Internal combustion engine operation involves combustion that generates exhaust gas. During combustion, air is delivered through an intake valve and fuel is delivered through a fuel injector and mixes in the cylinder. The mixture is combusted therein. Air flow delivered to these cylinders can be measured using a mass air flow (MAF) sensor. The MAF sensor measures the total intake of fresh air flow through the air induction system, which may include one or more turbochargers. After combustion, the piston forces exhaust gas in these cylinders into an exhaust system. The exhaust gas may contain various emission components, including unburned hydrocarbons and particulates or soot.
Engine systems often include an exhaust gas recirculation (EGR) system to reduce engine emissions. EGR involves re-circulating exhaust gases back into the cylinders, which reduces the amount of oxygen available for combustion and lowers cylinder temperatures. An EGR system can enable ignition timing to remain at an optimum point, which improves fuel economy and/or performance. However, fouling of one or more components of the EGR system can occur if the temperature of the exhaust gas drops below a critical level. In particular, heavy hydrocarbons in the exhaust flow can condense and the soot particles therein can conglomerate and stick to the surface of the components.
The exhaust recirculation gas mixes with incoming air supplied to the intake manifold. The exhaust recirculation gas can thereby increase the temperature of the air flowing into the intake manifold. As the temperature of the air flowing into the intake manifold increases, an increase in the pressure of the flow is required to achieve the same mass flow rate of air to the intake manifold. As a result, the higher temperature can result in pumping losses and require the turbocharger to work harder. In extreme cases, if the pressure exceeds the capabilities of the turbocharger, a desired quantity of exhaust recirculation gas flow may not be possible thereby reducing the benefits to the emissions of the EGR system.

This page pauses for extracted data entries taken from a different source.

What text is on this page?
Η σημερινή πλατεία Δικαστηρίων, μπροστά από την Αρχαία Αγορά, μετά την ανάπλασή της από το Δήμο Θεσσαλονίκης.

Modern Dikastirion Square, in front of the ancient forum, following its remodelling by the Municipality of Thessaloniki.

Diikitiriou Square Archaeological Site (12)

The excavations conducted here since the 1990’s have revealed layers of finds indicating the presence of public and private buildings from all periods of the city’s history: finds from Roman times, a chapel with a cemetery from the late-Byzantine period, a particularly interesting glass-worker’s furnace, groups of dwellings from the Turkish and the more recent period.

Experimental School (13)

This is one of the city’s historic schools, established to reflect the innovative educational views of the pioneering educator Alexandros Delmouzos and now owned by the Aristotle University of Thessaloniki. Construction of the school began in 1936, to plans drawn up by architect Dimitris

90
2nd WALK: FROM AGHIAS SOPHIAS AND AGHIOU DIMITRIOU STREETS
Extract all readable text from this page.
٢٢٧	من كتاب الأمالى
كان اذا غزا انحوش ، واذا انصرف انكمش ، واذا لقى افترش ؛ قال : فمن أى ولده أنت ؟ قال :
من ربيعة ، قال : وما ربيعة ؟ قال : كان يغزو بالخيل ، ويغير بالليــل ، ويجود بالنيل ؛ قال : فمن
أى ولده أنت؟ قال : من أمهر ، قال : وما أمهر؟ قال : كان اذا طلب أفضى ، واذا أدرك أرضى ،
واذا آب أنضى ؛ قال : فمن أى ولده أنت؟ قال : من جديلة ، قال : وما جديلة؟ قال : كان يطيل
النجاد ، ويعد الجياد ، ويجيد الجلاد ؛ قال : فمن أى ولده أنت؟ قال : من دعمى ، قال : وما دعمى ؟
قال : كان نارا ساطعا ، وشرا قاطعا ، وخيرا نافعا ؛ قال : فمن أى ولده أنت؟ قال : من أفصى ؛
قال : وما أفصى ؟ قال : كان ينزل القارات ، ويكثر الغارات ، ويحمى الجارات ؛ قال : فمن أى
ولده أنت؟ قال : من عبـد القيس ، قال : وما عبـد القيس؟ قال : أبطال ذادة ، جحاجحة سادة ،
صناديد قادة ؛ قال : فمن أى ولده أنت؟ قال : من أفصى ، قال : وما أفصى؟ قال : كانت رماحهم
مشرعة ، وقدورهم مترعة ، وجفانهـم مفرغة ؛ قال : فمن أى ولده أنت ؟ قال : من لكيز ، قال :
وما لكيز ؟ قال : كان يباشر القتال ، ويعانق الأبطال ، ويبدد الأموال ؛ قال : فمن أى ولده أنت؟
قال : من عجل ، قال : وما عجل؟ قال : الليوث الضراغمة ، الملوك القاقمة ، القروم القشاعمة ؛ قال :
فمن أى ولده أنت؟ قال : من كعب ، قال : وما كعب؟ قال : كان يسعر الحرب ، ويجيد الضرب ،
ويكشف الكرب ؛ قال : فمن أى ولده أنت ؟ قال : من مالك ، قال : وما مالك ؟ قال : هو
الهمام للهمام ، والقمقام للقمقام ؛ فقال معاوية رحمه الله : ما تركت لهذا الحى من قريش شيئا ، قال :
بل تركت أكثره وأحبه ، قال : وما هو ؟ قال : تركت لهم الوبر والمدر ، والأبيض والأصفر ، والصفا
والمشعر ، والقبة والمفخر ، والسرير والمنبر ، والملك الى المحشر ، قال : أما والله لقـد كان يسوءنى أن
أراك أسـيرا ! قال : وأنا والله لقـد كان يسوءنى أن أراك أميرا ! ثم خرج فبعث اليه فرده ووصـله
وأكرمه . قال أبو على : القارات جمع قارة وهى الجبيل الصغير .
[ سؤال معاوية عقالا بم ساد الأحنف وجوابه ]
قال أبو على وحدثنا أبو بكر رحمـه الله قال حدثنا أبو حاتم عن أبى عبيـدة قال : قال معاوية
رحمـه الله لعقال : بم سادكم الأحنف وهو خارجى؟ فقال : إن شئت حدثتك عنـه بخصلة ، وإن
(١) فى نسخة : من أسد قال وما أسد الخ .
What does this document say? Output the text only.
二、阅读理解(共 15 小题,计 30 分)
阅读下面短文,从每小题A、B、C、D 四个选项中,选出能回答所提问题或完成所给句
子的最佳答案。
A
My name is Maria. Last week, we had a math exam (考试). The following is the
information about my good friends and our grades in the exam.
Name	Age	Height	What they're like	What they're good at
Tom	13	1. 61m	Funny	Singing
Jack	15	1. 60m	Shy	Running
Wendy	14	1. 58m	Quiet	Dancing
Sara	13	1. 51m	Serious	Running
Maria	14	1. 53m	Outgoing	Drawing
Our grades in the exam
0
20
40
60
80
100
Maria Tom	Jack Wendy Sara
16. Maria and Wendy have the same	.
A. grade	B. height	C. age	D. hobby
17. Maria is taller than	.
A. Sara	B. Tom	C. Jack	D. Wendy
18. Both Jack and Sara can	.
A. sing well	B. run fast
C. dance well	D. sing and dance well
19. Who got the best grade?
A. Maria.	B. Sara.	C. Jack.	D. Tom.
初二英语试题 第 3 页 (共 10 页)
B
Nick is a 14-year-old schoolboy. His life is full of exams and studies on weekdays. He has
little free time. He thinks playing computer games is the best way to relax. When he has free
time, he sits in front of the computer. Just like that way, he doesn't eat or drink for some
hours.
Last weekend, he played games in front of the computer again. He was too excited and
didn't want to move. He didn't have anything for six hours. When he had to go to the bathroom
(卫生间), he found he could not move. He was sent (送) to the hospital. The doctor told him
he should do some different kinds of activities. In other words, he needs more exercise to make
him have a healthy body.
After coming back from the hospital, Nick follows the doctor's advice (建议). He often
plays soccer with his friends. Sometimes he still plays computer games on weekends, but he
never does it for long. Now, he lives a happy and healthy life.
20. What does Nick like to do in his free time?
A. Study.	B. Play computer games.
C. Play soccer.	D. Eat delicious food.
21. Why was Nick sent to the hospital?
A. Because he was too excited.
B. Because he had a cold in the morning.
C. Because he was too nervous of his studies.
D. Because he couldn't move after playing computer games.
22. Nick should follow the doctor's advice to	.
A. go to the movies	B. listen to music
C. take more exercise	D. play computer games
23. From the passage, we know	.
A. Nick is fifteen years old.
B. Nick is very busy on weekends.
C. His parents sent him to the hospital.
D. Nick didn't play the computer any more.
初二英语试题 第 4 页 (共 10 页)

Typically, a single EGR cooler is utilized to meet the cooling requirements of the EGR system. Currently the EGR cooler is designed to meet the maximum EGR cooling required by an engine, usually at the highest EGR flow and high exhaust temperature. As a result, when the engine operates at lower EGR flow and/or lower exhaust temperature, the EGR cooler capacity exceeds the required level. This can cause the cooler exit temperature to drop below the critical temperature, thereby causing EGR cooler fouling. In an attempt to compensate for this, some EGR coolers have a bypass wherein the exhaust recirculation gas bypasses the cooler and, as a result, does not have its temperature reduced. When using a bypass, the exhaust recirculation gas may be at an undesirably high temperature. Thus, during some operating conditions the typical EGR system currently utilized either provides potentially overcompensation for the cooling of the exhaust recirculation gas or no cooling.